Thursday, April 22, 2010
Budget 2010/11
ISLAMABAD: The Finance Ministry and the International Monetary Fund (IMF) officials will discuss key issues regarding the Budget 2010/11 (July-June) and progress towards the implementation of the Value-Added Tax (VAT) from July 1 in the fifth review (March-June 2010) in May.
This was revealed in the fourth Supplementary Memorandum of Economic and Financial Policies and Technical Memorandum of Understanding between the government of Pakistan and the IMF review mission, which was made available to The News on Wednesday.
Earlier, officials of the Finance Ministry and the IMF had discussed the outstanding issues, including timing of the fifth review and potential combining of reviews, electricity and circular debt, commodity operations, wheat procurement and confirmation from the Federal Board of Revenue on the Value-Added Tax and tax administration reform in the recently concluded fourth review in Islamabad.
Under the memoranda, officials of the Finance Ministry and IMF deliberated at length on the recent economic developments, policies for the remaining part of 2009/10 including fiscal, monetary and exchange rate policies and financial sector.
The measures of submission of VAT Act to Parliament and consistent provincial VAT acts to provincial assemblies will be initiated in the first phase for consideration of the board of the fourth review, according to the Supplementary Memorandum.
It also agreed that the review of the VAT law, including zero-rating and exemptions is expected to be completed by the finance and revenue committees of parliament by the end of the current month.
The ceiling on the consolidated overall budget deficit, excluding grants will be adjusted downwards by up to Rs58.97 billion (equivalent to $0.71 billion valued at Rs83 per $1) for the shortfall in Tokyo-related disbursements, excluding multilateral sources in rupee terms in excess of Rs117.94 billion, it said.
The quasi-fiscal problems with the commodity operations and the stock of outstanding wheat commodity credits will be reduced by at least Rs95 billion between January 31 and April 1, the start of the 2010 procurement season, to avoid crowding out the private sector, said the document.
However, losses for government procurement agencies will be covered from the budget and would not be left to accumulate on the agencies’ books.
“For the 2010 procurement season, we will remain within our announced procurement target of 6.5 million tons,” it added.
About the fiscal policy, it said that the macroeconomic backdrop for the programme remains largely unchanged.
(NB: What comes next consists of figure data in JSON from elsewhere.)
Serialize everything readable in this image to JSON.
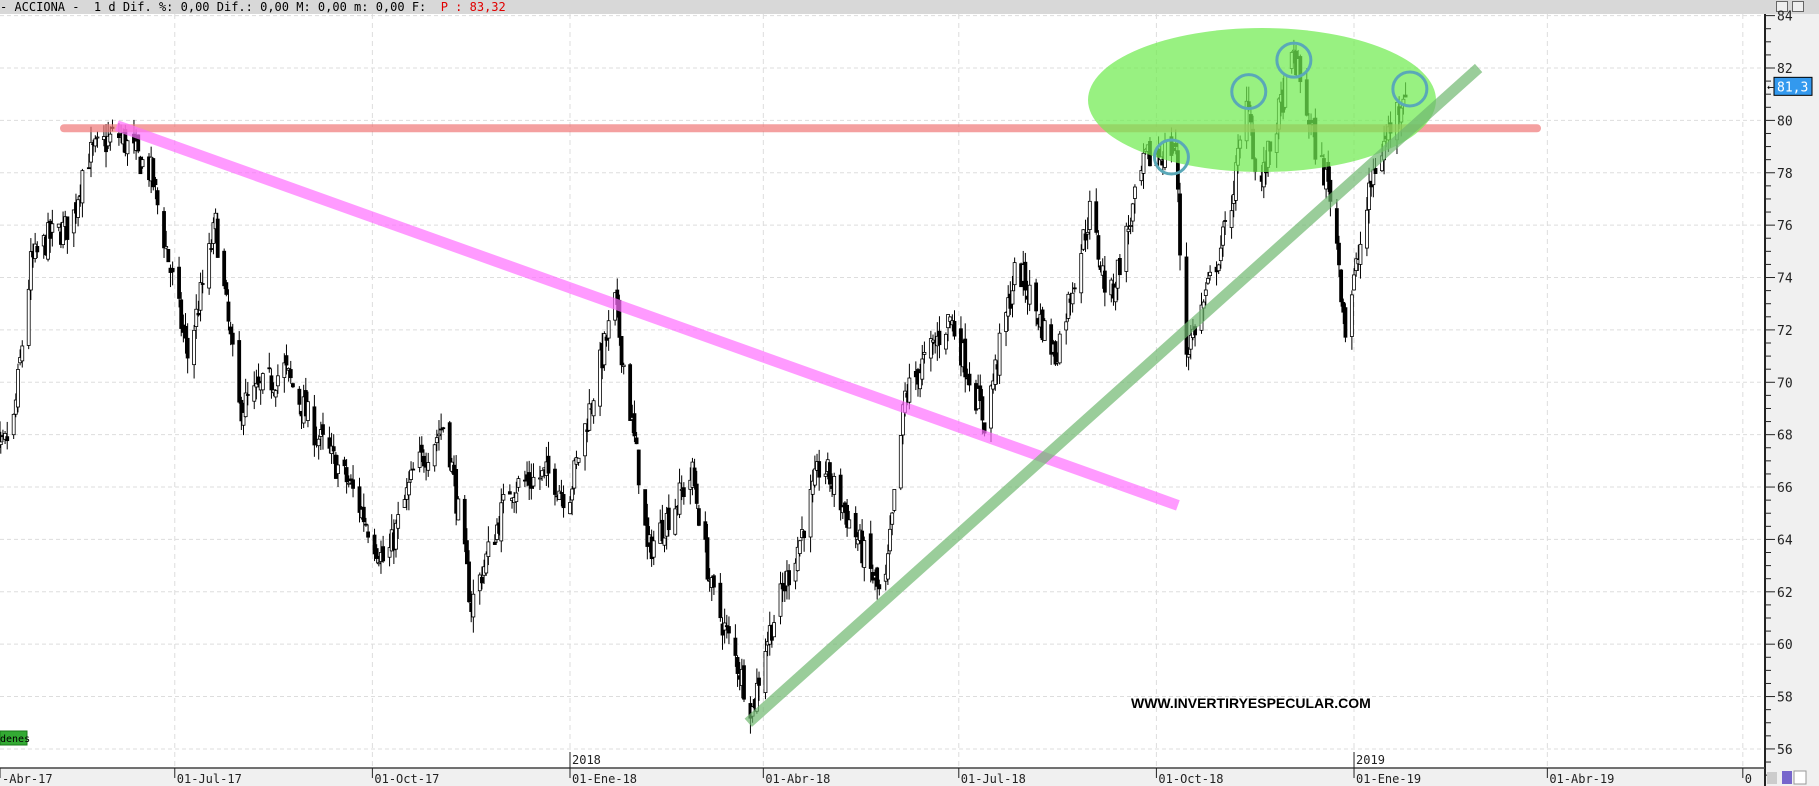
{
  "header": {
    "title": "- ACCIONA -  1 d",
    "stats": "Dif. %: 0,00 Dif.: 0,00 M: 0,00 m: 0,00 F: ",
    "price": "P : 83,32"
  },
  "window_buttons": [
    "minimize",
    "maximize"
  ],
  "legend_tag": "denes",
  "watermark": "WWW.INVERTIRYESPECULAR.COM",
  "chart_data": {
    "type": "candlestick",
    "title": "ACCIONA",
    "interval": "1 d",
    "ylim": [
      55,
      84
    ],
    "y_ticks": [
      56,
      58,
      60,
      62,
      64,
      66,
      68,
      70,
      72,
      74,
      76,
      78,
      80,
      82,
      84
    ],
    "x_ticks": [
      "-Abr-17",
      "01-Jul-17",
      "01-Oct-17",
      "01-Ene-18",
      "01-Abr-18",
      "01-Jul-18",
      "01-Oct-18",
      "01-Ene-19",
      "01-Abr-19",
      "0"
    ],
    "year_labels": [
      "2018",
      "2019"
    ],
    "last_price": "81,3",
    "grid": true,
    "approx_closes": [
      [
        "2017-04-03",
        69.5
      ],
      [
        "2017-04-10",
        67
      ],
      [
        "2017-04-17",
        68.5
      ],
      [
        "2017-04-25",
        74.5
      ],
      [
        "2017-05-03",
        75.5
      ],
      [
        "2017-05-14",
        76
      ],
      [
        "2017-05-20",
        78.5
      ],
      [
        "2017-06-04",
        79.5
      ],
      [
        "2017-06-20",
        78
      ],
      [
        "2017-07-07",
        71
      ],
      [
        "2017-07-20",
        76
      ],
      [
        "2017-07-31",
        69
      ],
      [
        "2017-08-21",
        70.5
      ],
      [
        "2017-09-05",
        68
      ],
      [
        "2017-09-21",
        66
      ],
      [
        "2017-10-07",
        63
      ],
      [
        "2017-10-20",
        66.5
      ],
      [
        "2017-11-04",
        68.5
      ],
      [
        "2017-11-16",
        61.5
      ],
      [
        "2017-12-04",
        66
      ],
      [
        "2017-12-23",
        66.5
      ],
      [
        "2017-12-31",
        65.5
      ],
      [
        "2018-01-13",
        70
      ],
      [
        "2018-01-22",
        73
      ],
      [
        "2018-02-03",
        66
      ],
      [
        "2018-02-06",
        63.5
      ],
      [
        "2018-02-27",
        66.5
      ],
      [
        "2018-03-08",
        62
      ],
      [
        "2018-03-21",
        59
      ],
      [
        "2018-03-27",
        57.5
      ],
      [
        "2018-04-02",
        60
      ],
      [
        "2018-04-18",
        64
      ],
      [
        "2018-04-28",
        67
      ],
      [
        "2018-05-15",
        64
      ],
      [
        "2018-05-27",
        61.5
      ],
      [
        "2018-06-06",
        69.5
      ],
      [
        "2018-06-27",
        72.5
      ],
      [
        "2018-07-13",
        68.5
      ],
      [
        "2018-07-28",
        74.5
      ],
      [
        "2018-08-15",
        71
      ],
      [
        "2018-08-31",
        76.5
      ],
      [
        "2018-09-09",
        73
      ],
      [
        "2018-09-26",
        78.5
      ],
      [
        "2018-10-10",
        79
      ],
      [
        "2018-10-14",
        71
      ],
      [
        "2018-10-23",
        73
      ],
      [
        "2018-11-03",
        76
      ],
      [
        "2018-11-13",
        81
      ],
      [
        "2018-11-17",
        77
      ],
      [
        "2018-12-04",
        82.5
      ],
      [
        "2018-12-14",
        79
      ],
      [
        "2018-12-22",
        77
      ],
      [
        "2018-12-28",
        72
      ],
      [
        "2019-01-10",
        78
      ],
      [
        "2019-01-25",
        81.3
      ]
    ],
    "annotations": [
      {
        "type": "horizontal-band",
        "level": 79.7,
        "from": "2017-05-20",
        "to": "2019-03-10",
        "color": "#f07878"
      },
      {
        "type": "trendline",
        "from": [
          "2017-06-04",
          79.8
        ],
        "to": [
          "2018-10-11",
          65.3
        ],
        "color": "#ff70ff"
      },
      {
        "type": "trendline",
        "from": [
          "2018-03-25",
          57
        ],
        "to": [
          "2019-02-28",
          82
        ],
        "color": "#70b870"
      },
      {
        "type": "ellipse",
        "color": "#70ec50"
      },
      {
        "type": "circles",
        "color": "#5aa8b8",
        "at": [
          [
            "2018-10-08",
            78.6
          ],
          [
            "2018-11-13",
            81.1
          ],
          [
            "2018-12-04",
            82.3
          ],
          [
            "2019-01-27",
            81.2
          ]
        ]
      }
    ]
  },
  "colors": {
    "titlebar": "#d8d8d8",
    "axis_bg": "#f0f0f0",
    "price_tag": "#3399ee",
    "tag_green": "#33aa33"
  }
}
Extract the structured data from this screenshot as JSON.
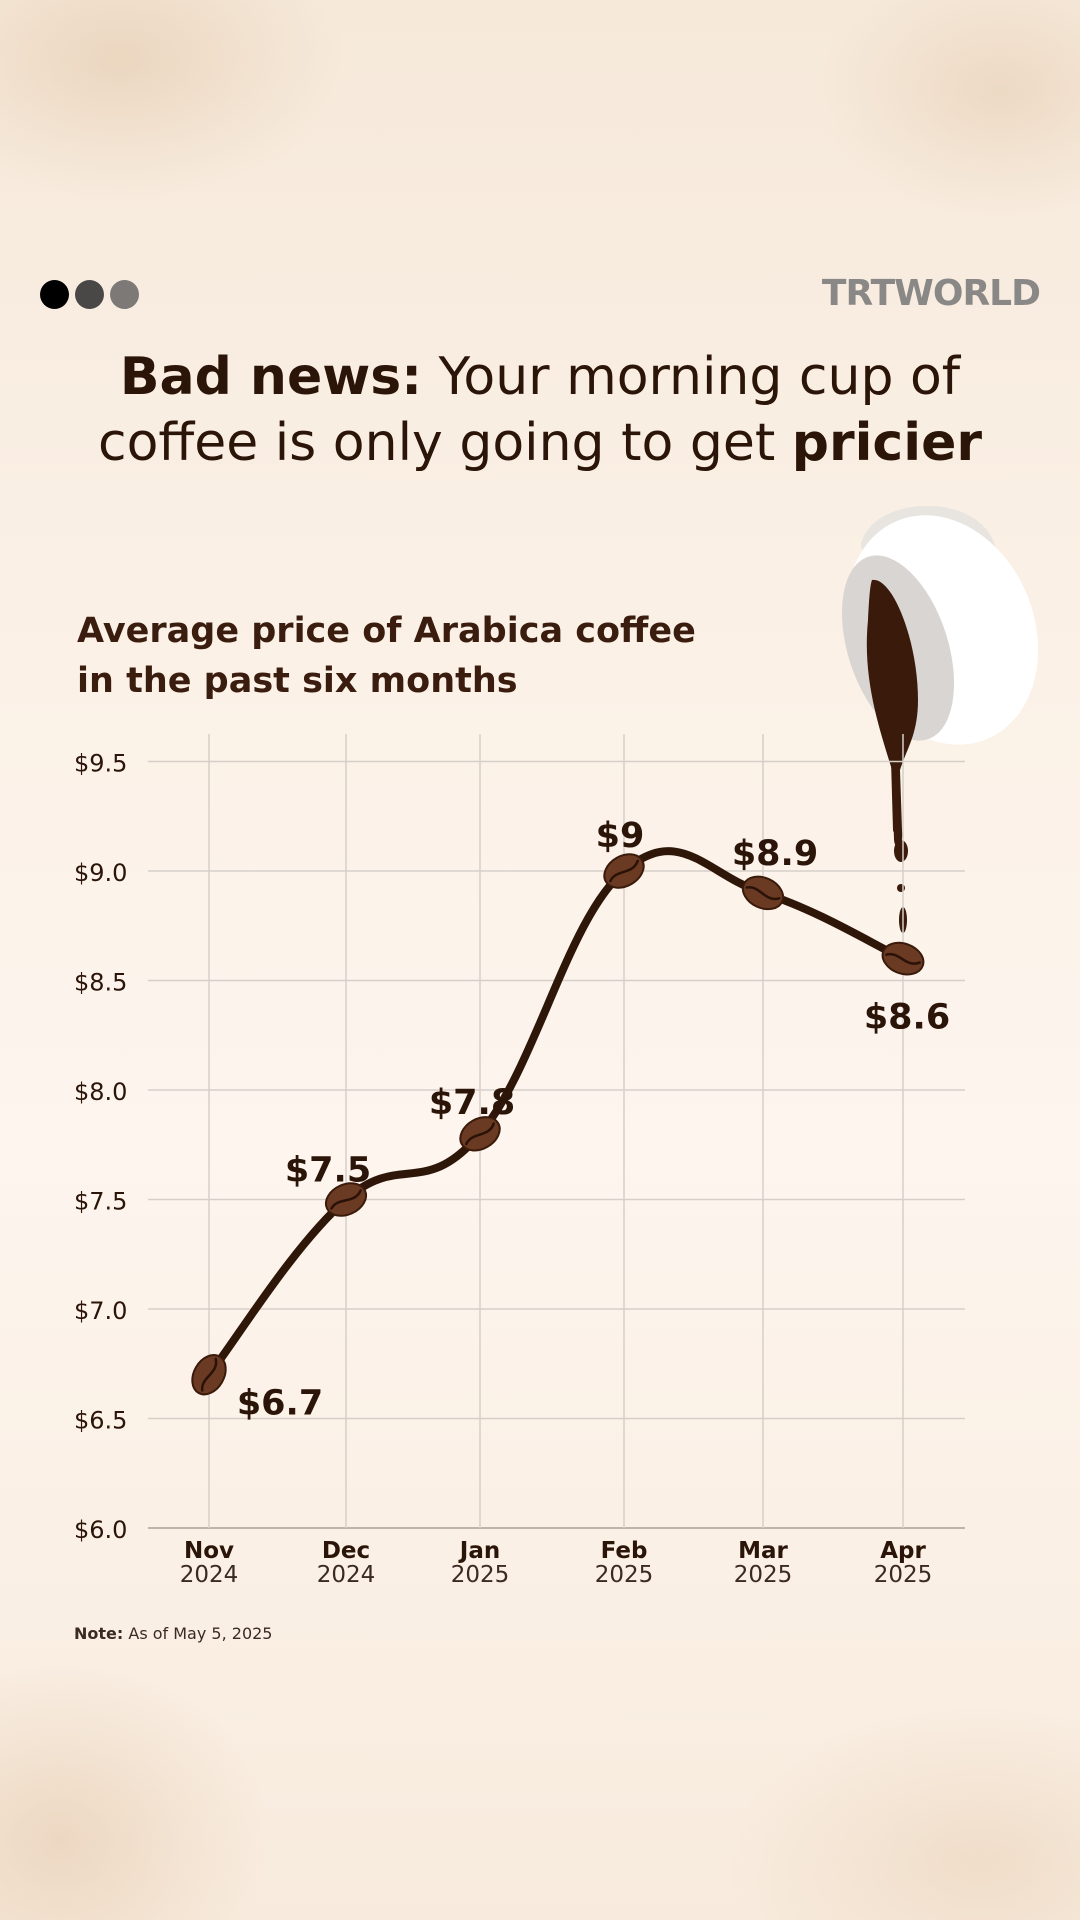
{
  "header": {
    "brand": "TRTWORLD",
    "dot_colors": [
      "#000000",
      "#4a4846",
      "#7c7977"
    ]
  },
  "headline": {
    "part1_bold": "Bad news:",
    "part2": " Your morning cup of coffee is only going to get ",
    "part3_bold": "pricier"
  },
  "chart_data": {
    "type": "line",
    "title": "Average price of Arabica coffee in the past six months",
    "categories": [
      "Nov 2024",
      "Dec 2024",
      "Jan 2025",
      "Feb 2025",
      "Mar 2025",
      "Apr 2025"
    ],
    "x_month": [
      "Nov",
      "Dec",
      "Jan",
      "Feb",
      "Mar",
      "Apr"
    ],
    "x_year": [
      "2024",
      "2024",
      "2025",
      "2025",
      "2025",
      "2025"
    ],
    "values": [
      6.7,
      7.5,
      7.8,
      9.0,
      8.9,
      8.6
    ],
    "data_labels": [
      "$6.7",
      "$7.5",
      "$7.8",
      "$9",
      "$8.9",
      "$8.6"
    ],
    "y_ticks": [
      6.0,
      6.5,
      7.0,
      7.5,
      8.0,
      8.5,
      9.0,
      9.5
    ],
    "y_tick_labels": [
      "$6.0",
      "$6.5",
      "$7.0",
      "$7.5",
      "$8.0",
      "$8.5",
      "$9.0",
      "$9.5"
    ],
    "ylim": [
      6.0,
      9.6
    ],
    "grid": true,
    "line_color": "#2e1608",
    "marker": "coffee-bean",
    "marker_color": "#6b3a22"
  },
  "note": {
    "label": "Note:",
    "text": " As of May 5, 2025"
  }
}
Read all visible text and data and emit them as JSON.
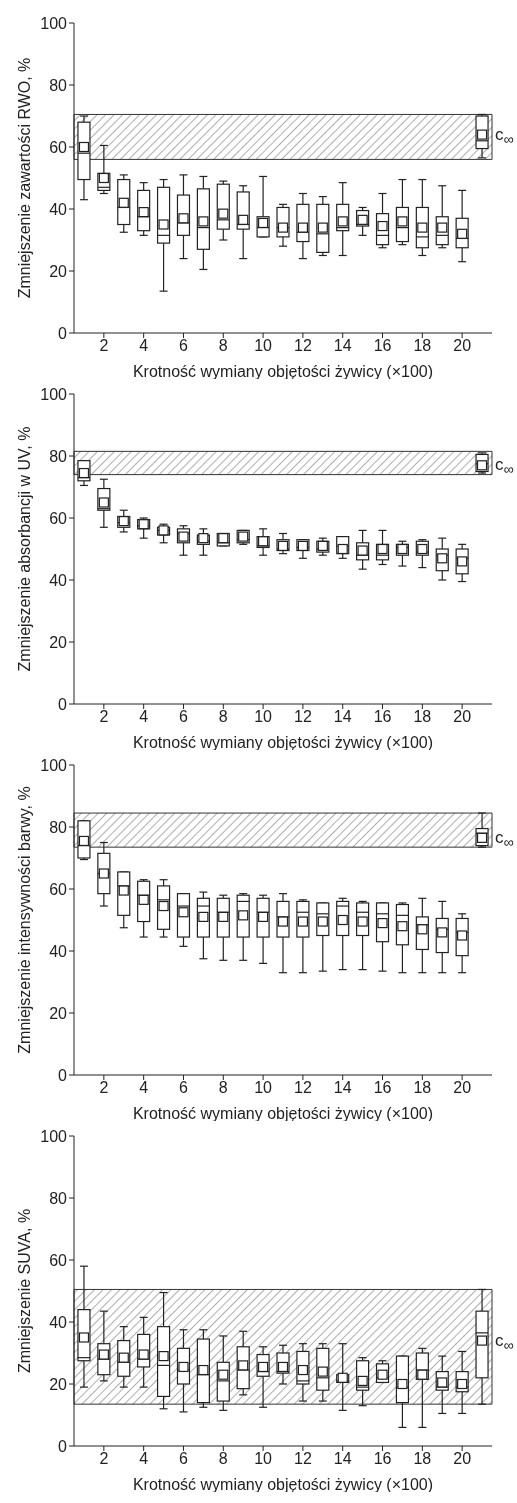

Fiscal risks are a threat to macroeconomic stability, but the fiscal deficit target for 2009/10 will be adjusted to 5.1 per cent of the GDP.
Regarding revenue, it said, tax collection is being monitored and will be reviewed at the end of the third quarter for additional measures, if needed. For the expenditure measures, the Supplementary Memorandum hoped that the government has adequate provision for security and IDP outlays and, if needed, it will meet any additional fiscal shocks through additional restraint of non-priority development spending.
About the unmanageable issue of electricity subsidies, the document revealed that the government is making progress towards eliminating electricity tariff differential subsidies by August. It is also taking steps to clear the remaining stock of circular debt in the electricity sector, it added.